Data-Efficient Policy Selection for Navigation in Partial Maps via Subgoal-Based Abstraction
Abhishek Paudel, Gregory J. Stein
TL;DR
This work addresses fast, reliable policy selection for goal-directed navigation in partially mapped environments by combining offline alt-policy replay with Learning over Subgoals Planning (LSP). The method computes lower bounds on how alternative policies would have performed using data collected during deployment and uses these bounds in a constrained UCB bandit to accelerate convergence and reduce cumulative regret. Experiments in simulated maze and office-like environments show substantial improvements (67%–96% reductions in regret) over a baseline bandit approach, even with limited prior knowledge about unseen spaces. The approach leverages LSP's subgoal-based, pose-robust planning to enable reliable offline replay and practical data efficiency for deployment-time policy selection.
Abstract
We present a novel approach for fast and reliable policy selection for navigation in partial maps.
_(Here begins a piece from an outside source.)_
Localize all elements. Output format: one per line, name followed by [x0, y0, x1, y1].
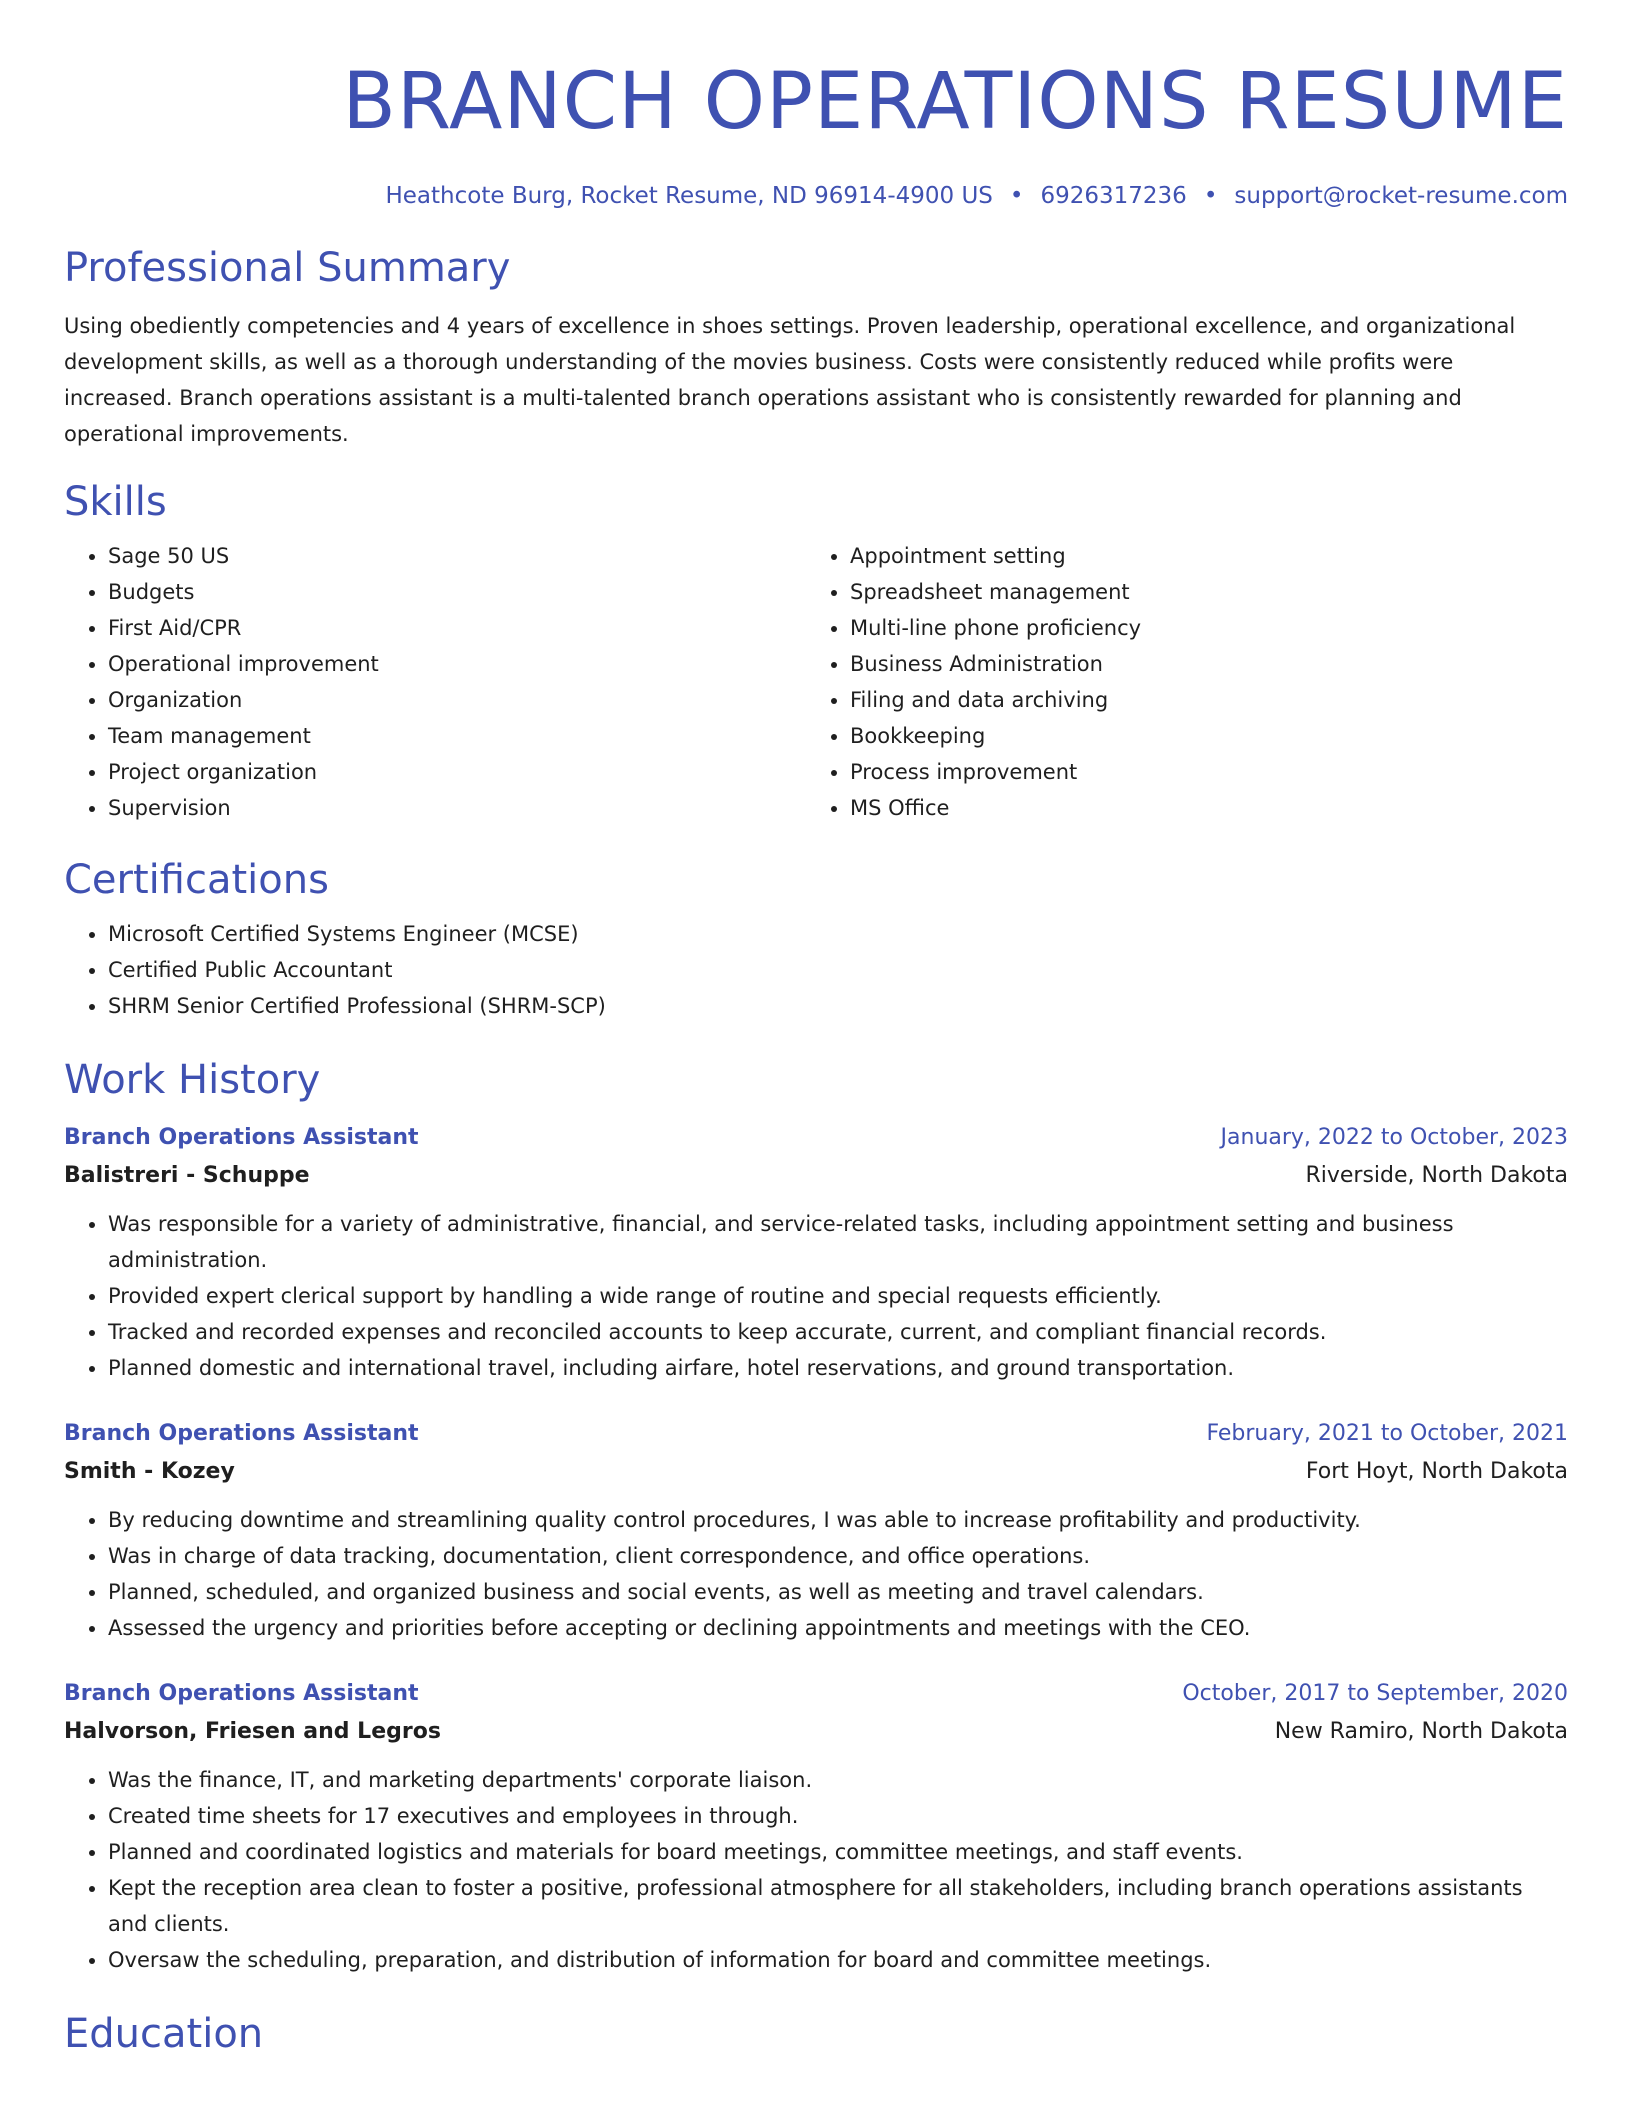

Leveraging the recent learning-augmented model-based Learning over Subgoals Planning (LSP) abstraction to plan, our robot reuses data collected during navigation to evaluate how well other alternative policies could have performed via a procedure we call offline alt-policy replay. Costs from offline alt-policy replay constrain policy selection among the LSP-based policies during deployment, allowing for improvements in convergence speed, cumulative regret and average navigation cost. With only limited prior knowledge about the nature of unseen environments, we achieve at least 67% and as much as 96% improvements on cumulative regret over the baseline bandit approach in our experiments in simulated maze and office-like environments.